Data Flow
This page describes how data moves through S4 during common operations.
Write (PUT Object)
Client --PUT--> S4 API
|
v
Compute SHA-256 hash
|
v
Check Deduplicator
/ \
(duplicate) (new data)
| |
| v
| Write to volume file
| |
v v
Increment Store IndexRecord
ref count in fjall (atomic batch)
| |
v v
fsync to disk
|
v
Return HTTP 200
Key points:
- SHA-256 is computed on the full object body
- If the hash already exists in the deduplicator, the data is not written again (saving disk space)
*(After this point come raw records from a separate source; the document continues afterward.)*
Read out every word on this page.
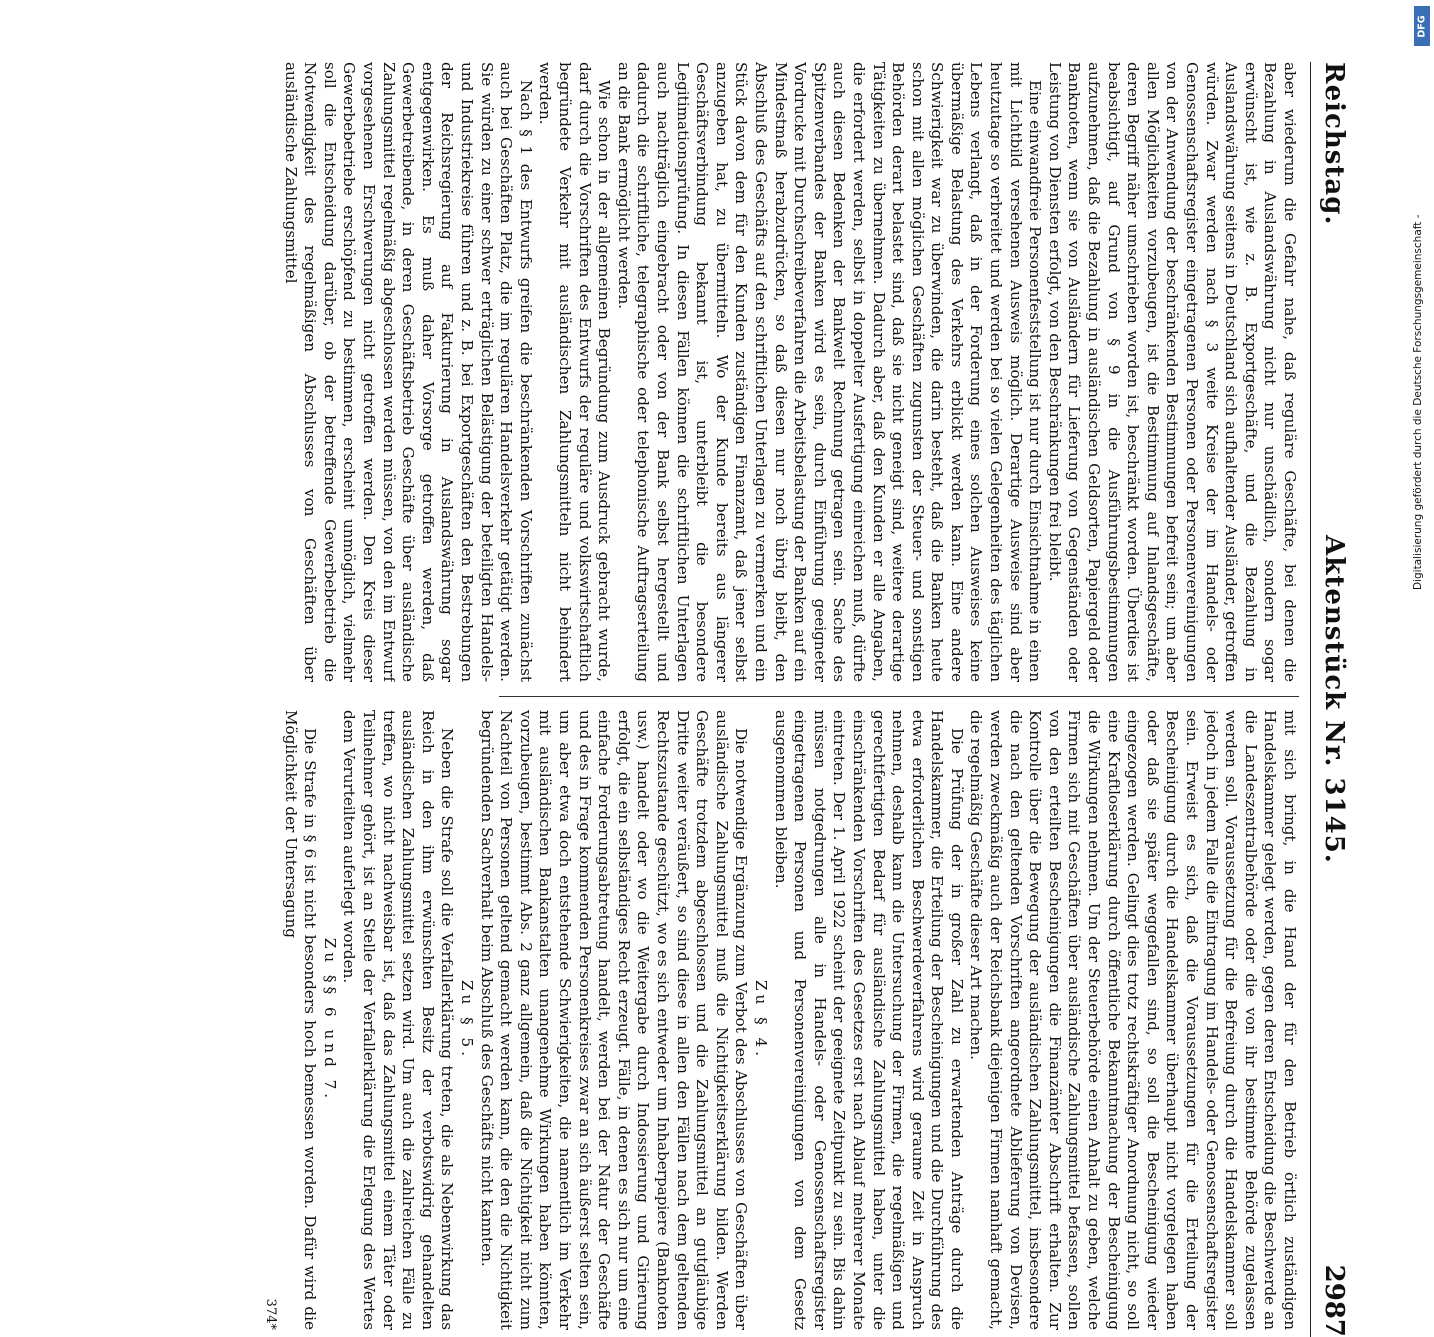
Reichstag.
Aktenstück Nr. 3145.
2987

aber wiederum die Gefahr nahe, daß reguläre Geschäfte, bei denen die Bezahlung in Auslandswährung nicht nur unschädlich, sondern sogar erwünscht ist, wie z. B. Exportgeschäfte, und die Bezahlung in Auslandswährung seitens in Deutschland sich aufhaltender Ausländer, getroffen würden. Zwar werden nach § 3 weite Kreise der im Handels- oder Genossenschaftsregister eingetragenen Personen oder Personenvereinigungen von der Anwendung der beschränkenden Bestimmungen befreit sein; um aber allen Möglichkeiten vorzubeugen, ist die Bestimmung auf Inlandsgeschäfte, deren Begriff näher umschrieben worden ist, beschränkt worden. Überdies ist beabsichtigt, auf Grund von § 9 in die Ausführungsbestimmungen aufzunehmen, daß die Bezahlung in ausländischen Geldsorten, Papiergeld oder Banknoten, wenn sie von Ausländern für Lieferung von Gegenständen oder Leistung von Diensten erfolgt, von den Beschränkungen frei bleibt.

Eine einwandfreie Personenfeststellung ist nur durch Einsichtnahme in einen mit Lichtbild versehenen Ausweis möglich. Derartige Ausweise sind aber heutzutage so verbreitet und werden bei so vielen Gelegenheiten des täglichen Lebens verlangt, daß in der Forderung eines solchen Ausweises keine übermäßige Belastung des Verkehrs erblickt werden kann. Eine andere Schwierigkeit war zu überwinden, die darin besteht, daß die Banken heute schon mit allen möglichen Geschäften zugunsten der Steuer- und sonstigen Behörden derart belastet sind, daß sie nicht geneigt sind, weitere derartige Tätigkeiten zu übernehmen. Dadurch aber, daß den Kunden er alle Angaben, die erfordert werden, selbst in doppelter Ausfertigung einreichen muß, dürfte auch diesen Bedenken der Bankwelt Rechnung getragen sein. Sache des Spitzenverbandes der Banken wird es sein, durch Einführung geeigneter Vordrucke mit Durchschreibeverfahren die Arbeitsbelastung der Banken auf ein Mindestmaß herabzudrücken, so daß diesen nur noch übrig bleibt, den Abschluß des Geschäfts auf den schriftlichen Unterlagen zu vermerken und ein Stück davon dem für den Kunden zuständigen Finanzamt, daß jener selbst anzugeben hat, zu übermitteln. Wo der Kunde bereits aus längerer Geschäftsverbindung bekannt ist, unterbleibt die besondere Legitimationsprüfung. In diesen Fällen können die schriftlichen Unterlagen auch nachträglich eingebracht oder von der Bank selbst hergestellt und dadurch die schriftliche, telegraphische oder telephonische Auftragserteilung an die Bank ermöglicht werden.

Wie schon in der allgemeinen Begründung zum Ausdruck gebracht wurde, darf durch die Vorschriften des Entwurfs der reguläre und volkswirtschaftlich begründete Verkehr mit ausländischen Zahlungsmitteln nicht behindert werden.

Nach § 1 des Entwurfs greifen die beschränkenden Vorschriften zunächst auch bei Geschäften Platz, die im regulären Handelsverkehr getätigt werden. Sie würden zu einer schwer erträglichen Belästigung der beteiligten Handels- und Industriekreise führen und z. B. bei Exportgeschäften den Bestrebungen der Reichsregierung auf Fakturierung in Auslandswährung sogar entgegenwirken. Es muß daher Vorsorge getroffen werden, daß Gewerbetreibende, in deren Geschäftsbetrieb Geschäfte über ausländische Zahlungsmittel regelmäßig abgeschlossen werden müssen, von den im Entwurf vorgesehenen Erschwerungen nicht getroffen werden. Den Kreis dieser Gewerbebetriebe erschöpfend zu bestimmen, erscheint unmöglich, vielmehr soll die Entscheidung darüber, ob der betreffende Gewerbebetrieb die Notwendigkeit des regelmäßigen Abschlusses von Geschäften über ausländische Zahlungsmittel

mit sich bringt, in die Hand der für den Betrieb örtlich zuständigen Handelskammer gelegt werden, gegen deren Entscheidung die Beschwerde an die Landeszentralbehörde oder die von ihr bestimmte Behörde zugelassen werden soll. Voraussetzung für die Befreiung durch die Handelskammer soll jedoch in jedem Falle die Eintragung im Handels- oder Genossenschaftsregister sein. Erweist es sich, daß die Voraussetzungen für die Erteilung der Bescheinigung durch die Handelskammer überhaupt nicht vorgelegen haben oder daß sie später weggefallen sind, so soll die Bescheinigung wieder eingezogen werden. Gelingt dies trotz rechtskräftiger Anordnung nicht, so soll eine Kraftloserklärung durch öffentliche Bekanntmachung der Bescheinigung die Wirkungen nehmen. Um der Steuerbehörde einen Anhalt zu geben, welche Firmen sich mit Geschäften über ausländische Zahlungsmittel befassen, sollen von den erteilten Bescheinigungen die Finanzämter Abschrift erhalten. Zur Kontrolle über die Bewegung der ausländischen Zahlungsmittel, insbesondere die nach den geltenden Vorschriften angeordnete Ablieferung von Devisen, werden zweckmäßig auch der Reichsbank diejenigen Firmen namhaft gemacht, die regelmäßig Geschäfte dieser Art machen.

Die Prüfung der in großer Zahl zu erwartenden Anträge durch die Handelskammer, die Erteilung der Bescheinigungen und die Durchführung des etwa erforderlichen Beschwerdeverfahrens wird geraume Zeit in Anspruch nehmen, deshalb kann die Untersuchung der Firmen, die regelmäßigen und gerechtfertigten Bedarf für ausländische Zahlungsmittel haben, unter die einschränkenden Vorschriften des Gesetzes erst nach Ablauf mehrerer Monate eintreten. Der 1. April 1922 scheint der geeignete Zeitpunkt zu sein. Bis dahin müssen notgedrungen alle in Handels- oder Genossenschaftsregister eingetragenen Personen und Personenvereinigungen von dem Gesetz ausgenommen bleiben.

Zu § 4.

Die notwendige Ergänzung zum Verbot des Abschlusses von Geschäften über ausländische Zahlungsmittel muß die Nichtigkeitserklärung bilden. Werden Geschäfte trotzdem abgeschlossen und die Zahlungsmittel an gutgläubige Dritte weiter veräußert, so sind diese in allen den Fällen nach dem geltenden Rechtszustande geschützt, wo es sich entweder um Inhaberpapiere (Banknoten usw.) handelt oder wo die Weitergabe durch Indossierung und Girierung erfolgt, die ein selbständiges Recht erzeugt. Fälle, in denen es sich nur um eine einfache Forderungsabtretung handelt, werden bei der Natur der Geschäfte und des in Frage kommenden Personenkreises zwar an sich äußerst selten sein, um aber etwa doch entstehende Schwierigkeiten, die namentlich im Verkehr mit ausländischen Bankanstalten unangenehme Wirkungen haben könnten, vorzubeugen, bestimmt Abs. 2 ganz allgemein, daß die Nichtigkeit nicht zum Nachteil von Personen geltend gemacht werden kann, die den die Nichtigkeit begründenden Sachverhalt beim Abschluß des Geschäfts nicht kannten.

Zu § 5.

Neben die Strafe soll die Verfallerklärung treten, die als Nebenwirkung das Reich in den ihm erwünschten Besitz der verbotswidrig gehandelten ausländischen Zahlungsmittel setzen wird. Um auch die zahlreichen Fälle zu treffen, wo nicht nachweisbar ist, daß das Zahlungsmittel einem Täter oder Teilnehmer gehört, ist an Stelle der Verfallerklärung die Erlegung des Wertes dem Verurteilten auferlegt worden.

Zu §§ 6 und 7.

Die Strafe in § 6 ist nicht besonders hoch bemessen worden. Dafür wird die Möglichkeit der Untersagung

374*

DFG
Digitalisierung gefördert durch die Deutsche Forschungsgemeinschaft -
- The reference count is incremented for the existing blob
- fsync is called before returning success, guaranteeing durability
Read (GET Object)
Client --GET--> S4 API
|
v
Lookup IndexRecord in fjall
|
v
Read blob from volume file
|
v
Verify CRC32 checksum
|
v
Return data to client
Key points: - Metadata lookup in fjall is fast (LSM-tree with MVCC lock-free reads) - CRC32 is verified on every read to detect bit-rot
Delete (DELETE Object)
Without Versioning
Client --DELETE--> S4 API
|
v
Mark as tombstone
|
v
Remove IndexRecord from fjall
|
v
Decrement dedup ref count
|
v
Return HTTP 204
With Versioning Enabled
Client --DELETE--> S4 API
|
v
Create Delete Marker
(new version entry)
|
v
Return HTTP 204
+ x-amz-delete-marker: true
The actual object data remains in the volume file. Accessing the key returns a 404, but previous versions are still accessible by version ID.
Multipart Upload
Client --CreateMultipartUpload--> S4 API --> Return Upload ID
Client --UploadPart (1..N)------> S4 API --> Store each part in volume
Client --CompleteMultipartUpload-> S4 API --> Combine parts virtually
Store final IndexRecord
Return HTTP 200
Parts are stored as individual entries. On completion, they are logically combined without copying data.